As of now, I quite don't understand how I go from the quaternion:
$q = a + bi + cj + dk$,
to a quaternion written on matrix form.
I know the quaternion can be written as a structure consisting of the real part and a vector $(a, v)$, where the vector represents the imaginary part of the quaternion, but I don't quite understand how I from the vector part of the can describe a rotation with a rotation matrix.
 A: It's very simple. The key is to only pay attention to a basis.
The $x,y,z$ unit vectors $e_1, e_2, e_3$ of $\mathbb R^3$ are represented by $i,j,k$, respectively. You have a quaternion $q$ such that $x\mapsto qxq^{-1}$ is your rotation.
So in particular, pay attention to $v_1=qiq^{-1}$, $v_2=qjq^{-1}$ and $v_3=qkq^{-1}$. Each $v_i$ is a quaternion, a linear combination of $i,j,k$, and now extract their coefficients of $v_i$ into a $3\times 1$-vector $\vec{v_i}$.

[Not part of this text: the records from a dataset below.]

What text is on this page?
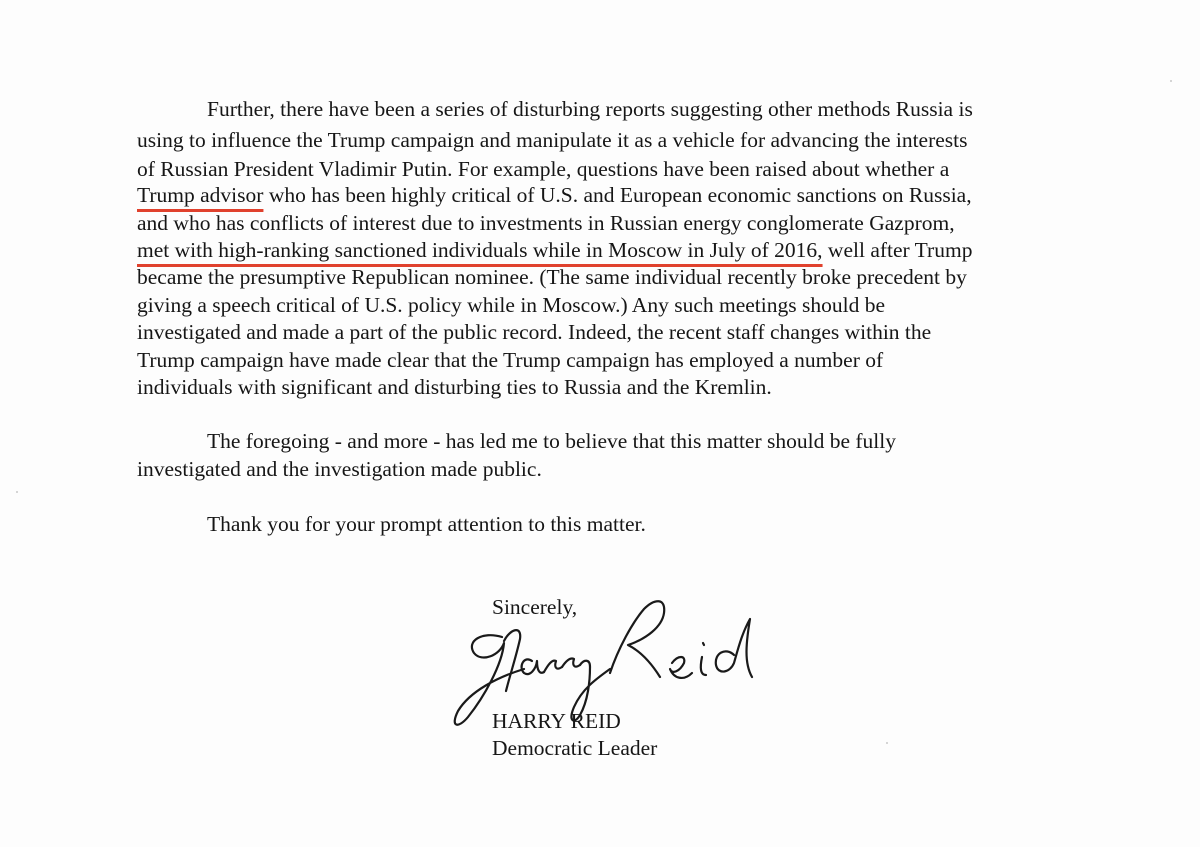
Further, there have been a series of disturbing reports suggesting other methods Russia is
using to influence the Trump campaign and manipulate it as a vehicle for advancing the interests
of Russian President Vladimir Putin. For example, questions have been raised about whether a
Trump advisor who has been highly critical of U.S. and European economic sanctions on Russia,
and who has conflicts of interest due to investments in Russian energy conglomerate Gazprom,
met with high-ranking sanctioned individuals while in Moscow in July of 2016, well after Trump
became the presumptive Republican nominee. (The same individual recently broke precedent by
giving a speech critical of U.S. policy while in Moscow.) Any such meetings should be
investigated and made a part of the public record. Indeed, the recent staff changes within the
Trump campaign have made clear that the Trump campaign has employed a number of
individuals with significant and disturbing ties to Russia and the Kremlin.
The foregoing - and more - has led me to believe that this matter should be fully
investigated and the investigation made public.
Thank you for your prompt attention to this matter.
Sincerely,
HARRY REID
Democratic Leader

Let $T$ be the matrix whose first column is $\vec{v_1}$, second column is $\vec{v_2}$ and third column is $\vec{v_3}$.  Are you surprised to learn we're already done?

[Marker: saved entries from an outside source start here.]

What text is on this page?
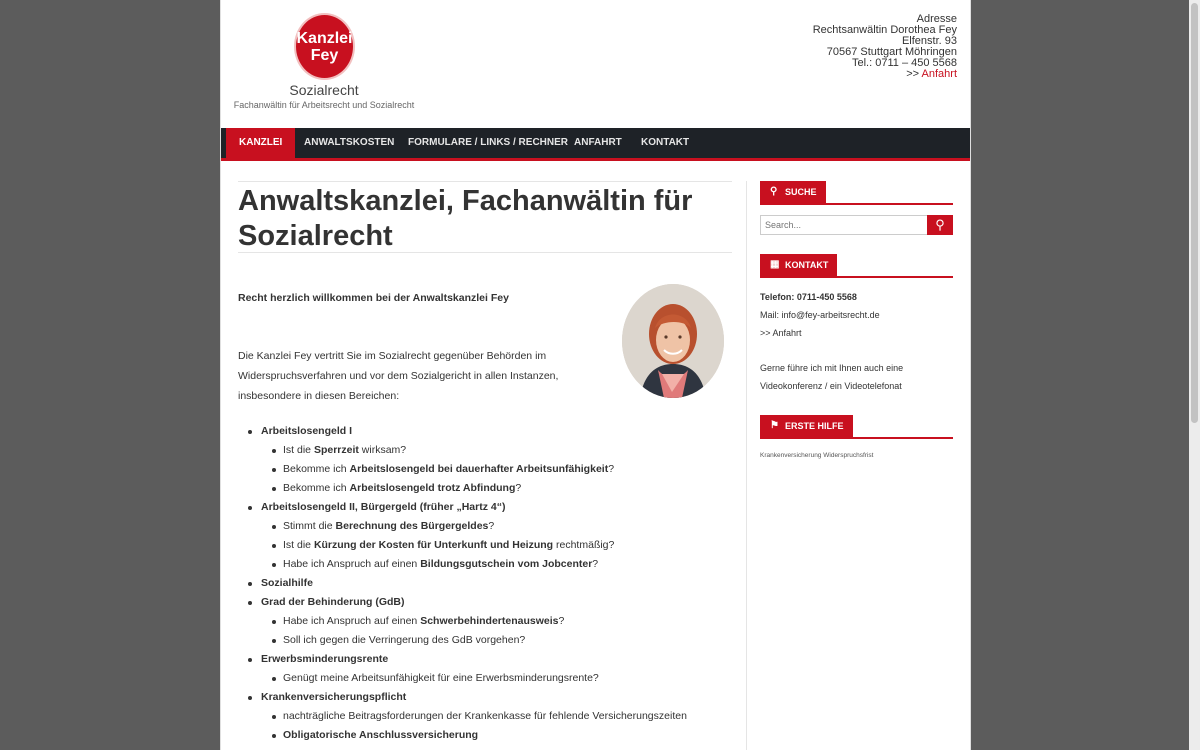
Kanzlei
Fey
Sozialrecht
Fachanwältin für Arbeitsrecht und Sozialrecht
Adresse
Rechtsanwältin Dorothea Fey
Elfenstr. 93
70567 Stuttgart Möhringen
Tel.: 0711 – 450 5568
>> Anfahrt
KANZLEI	ANWALTSKOSTEN	FORMULARE / LINKS / RECHNER ANFAHRT	KONTAKT
Anwaltskanzlei, Fachanwältin für Sozialrecht
Recht herzlich willkommen bei der Anwaltskanzlei Fey

Die Kanzlei Fey vertritt Sie im Sozialrecht gegenüber Behörden im Widerspruchsverfahren und vor dem Sozialgericht in allen Instanzen, insbesondere in diesen Bereichen:

Arbeitslosengeld I
Ist die Sperrzeit wirksam?
Bekomme ich Arbeitslosengeld bei dauerhafter Arbeitsunfähigkeit?
Bekomme ich Arbeitslosengeld trotz Abfindung?
Arbeitslosengeld II, Bürgergeld (früher „Hartz 4“)
Stimmt die Berechnung des Bürgergeldes?
Ist die Kürzung der Kosten für Unterkunft und Heizung rechtmäßig?
Habe ich Anspruch auf einen Bildungsgutschein vom Jobcenter?
Sozialhilfe
Grad der Behinderung (GdB)
Habe ich Anspruch auf einen Schwerbehindertenausweis?
Soll ich gegen die Verringerung des GdB vorgehen?
Erwerbsminderungsrente
Genügt meine Arbeitsunfähigkeit für eine Erwerbsminderungsrente?
Krankenversicherungspflicht
nachträgliche Beitragsforderungen der Krankenkasse für fehlende Versicherungszeiten
Obligatorische Anschlussversicherung
⚲ SUCHE
Search...
⚲
▦ KONTAKT
Telefon: 0711-450 5568
Mail: info@fey-arbeitsrecht.de
>> Anfahrt
Gerne führe ich mit Ihnen auch eine
Videokonferenz / ein Videotelefonat
⚑ ERSTE HILFE
Krankenversicherung Widerspruchsfrist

Look at what has been produced: $x\mapsto Tx$ ($x$ a column vector), and $x\mapsto qxq^{-1}$ ($x$ a quaternion with real part zero) are both $\mathbb R$-linear transformations, the first one on $\mathbb R^3$ and the second on the quaternions with real part zero.  When you compute the image of a vector using either method, you always get results that agree (remember, you only have to know that they agree on the basis vectors!)